FRAMINGHAM, Mass., Oct. 14, 2000 (SmartPros) The news from its leaders that Andersen Consulting is moving toward a partial public offering didn't come as a shock to industry analysts.



Fresh from its August split with sister firm Arthur Andersen, AC has wasted no time in focusing its efforts on redefining its strategy and moving forward. At its first partner meeting since its divorce from AA, AC said Thursday it would to look into the legal, regulatory and financial issues surrounding an IPO, but didn't say how much of the firm it would look to sell, or how much money it hoped to raise.

"The news was expected, we knew Andersen Consulting had to do something," said Anna Danilenko, a senior analyst in e-consulting services for Framingham, Mass.-based research firm IDC. "They either had to merge with a technology company, enter a consortium, or go IPO."

"It doesn't surprise me that they decided to go public," Danilenko said, "but a partial offering seems like a cautious step."

A partial IPO will let the firm raise some quick cash, while allowing it to keep its partnership intact and retain control of the company, Danilenko explained.

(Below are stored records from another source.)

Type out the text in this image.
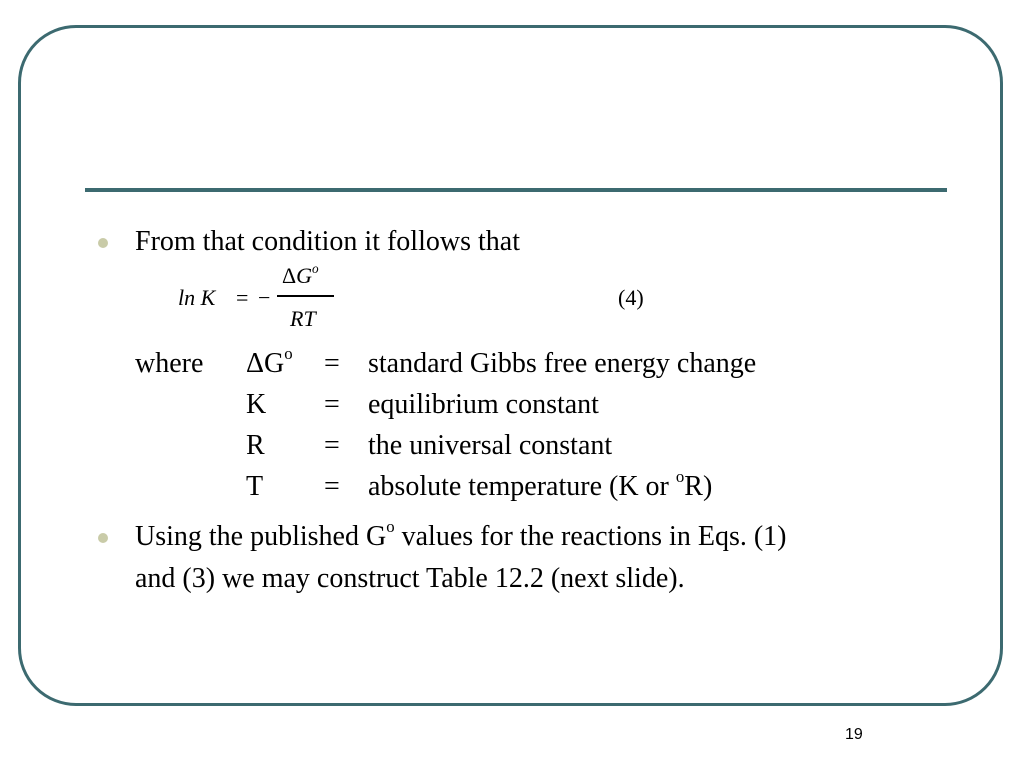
From that condition it follows that
ln K = −
$\Delta G^o$
RT
(4)
where $\Delta G^o$ = standard Gibbs free energy change
K = equilibrium constant
R = the universal constant
T = absolute temperature (K or $^o$R)
Using the published $G^o$ values for the reactions in Eqs. (1)
and (3) we may construct Table 12.2 (next slide).
19
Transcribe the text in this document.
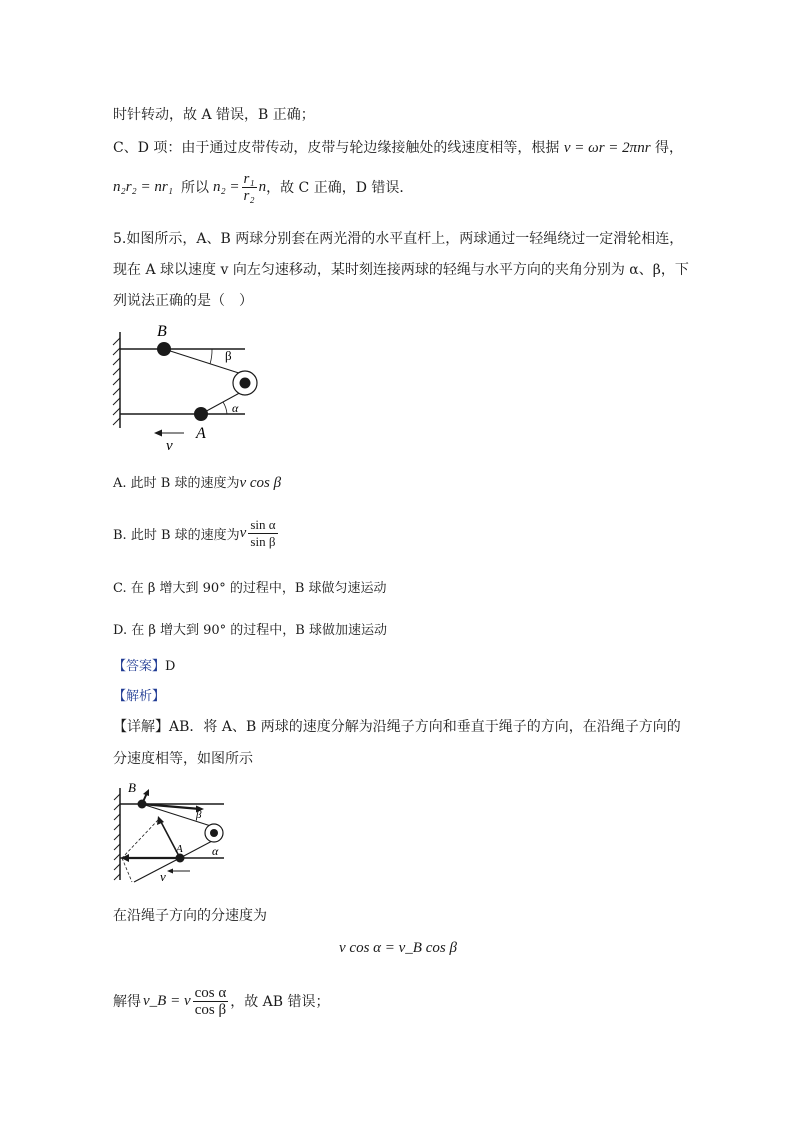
时针转动，故 A 错误，B 正确；
C、D 项：由于通过皮带传动，皮带与轮边缘接触处的线速度相等，根据 v = ωr = 2πnr 得，
n₂r₂ = nr₁ 所以 $n_2 = \frac{\text{r₁}}{\text{r₂}}$ n ，故 C 正确，D 错误．
5.如图所示，A、B 两球分别套在两光滑的水平直杆上，两球通过一轻绳绕过一定滑轮相连，
现在 A 球以速度 v 向左匀速移动，某时刻连接两球的轻绳与水平方向的夹角分别为 α、β，下
列说法正确的是（　）
B
A
v
β
α
A. 此时 B 球的速度为v cos β
B. 此时 B 球的速度为 v $\frac{\text{sin α}}{\text{sin β}}$
C. 在 β 增大到 90° 的过程中，B 球做匀速运动
D. 在 β 增大到 90° 的过程中，B 球做加速运动
【答案】D
【解析】
【详解】AB．将 A、B 两球的速度分解为沿绳子方向和垂直于绳子的方向，在沿绳子方向的
分速度相等，如图所示
B
A
v
β
α
在沿绳子方向的分速度为
v cos α = v_B cos β
解得 v_B = v $\frac{\text{cos α}}{\text{cos β}}$ ，故 AB 错误；
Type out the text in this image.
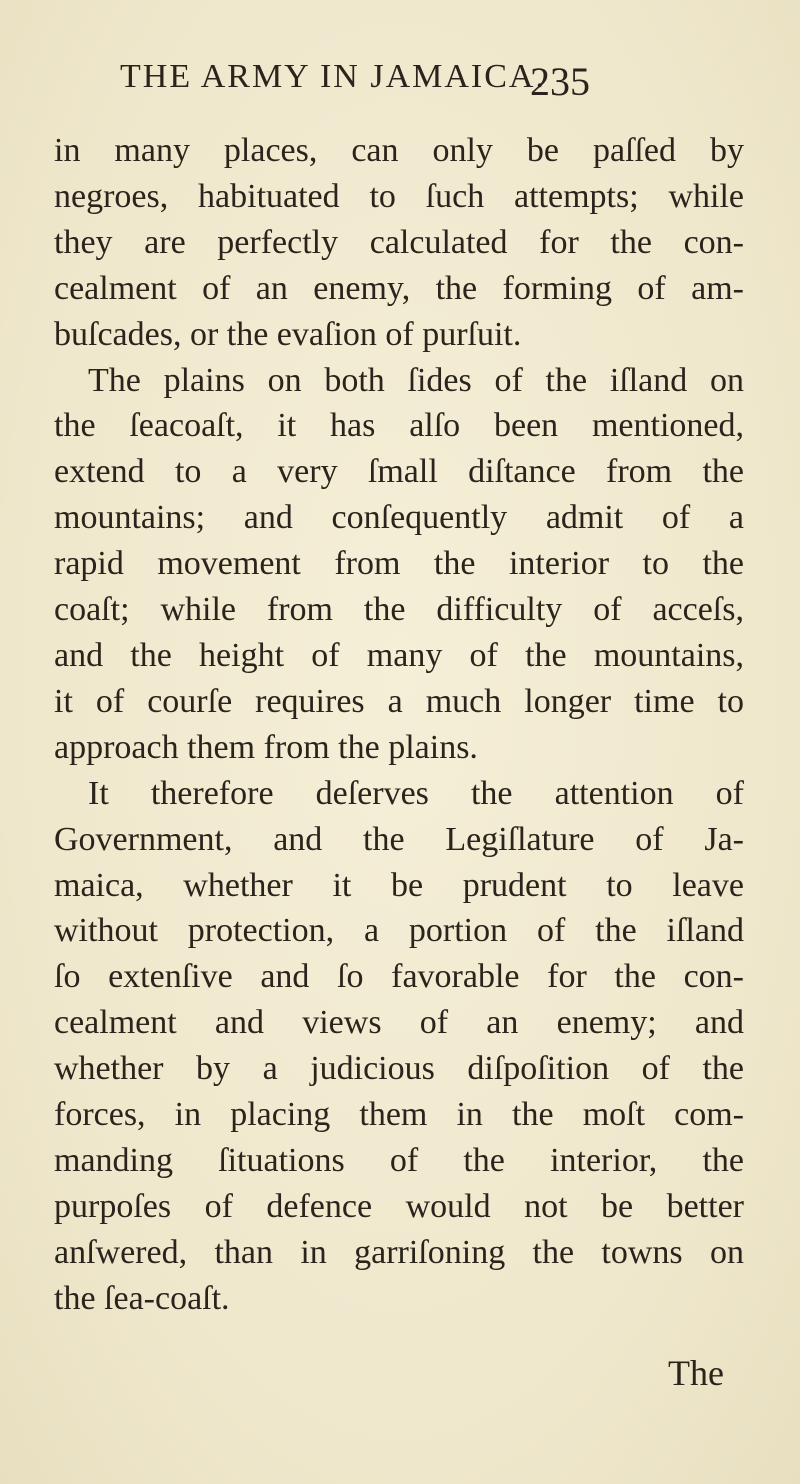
THE ARMY IN JAMAICA.
235
in many places, can only be paſſed by
negroes, habituated to ſuch attempts; while
they are perfectly calculated for the con-
cealment of an enemy, the forming of am-
buſcades, or the evaſion of purſuit.
The plains on both ſides of the iſland on
the ſeacoaſt, it has alſo been mentioned,
extend to a very ſmall diſtance from the
mountains; and conſequently admit of a
rapid movement from the interior to the
coaſt; while from the difficulty of acceſs,
and the height of many of the mountains,
it of courſe requires a much longer time to
approach them from the plains.
It therefore deſerves the attention of
Government, and the Legiſlature of Ja-
maica, whether it be prudent to leave
without protection, a portion of the iſland
ſo extenſive and ſo favorable for the con-
cealment and views of an enemy; and
whether by a judicious diſpoſition of the
forces, in placing them in the moſt com-
manding ſituations of the interior, the
purpoſes of defence would not be better
anſwered, than in garriſoning the towns on
the ſea-coaſt.
The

"The company seems to have a strong culture, it doesn't seem like they're the kind of firm that could just get dissolved in a large tech company," she added.

A partial IPO also allows AC to avoid the turmoil that often accompanies mergers, Danilenko added.

A Wall Street Journal article said an IPO could value the company at around $27 billion.

There has been significant activity among the Big Five's consultancies, driven by both market demand, and in some cases, by regulatory pressures for firms that do audit work to cut ties with their consulting arms. KPMG is taking its consulting arm public, with plans to offer some 367 million shares of stock in its IPO. PricewaterhouseCoopers is in talks with Hewlett-Packard to buy its consulting practice, and Ernst & Young sold its unit to Cap Gemini last year.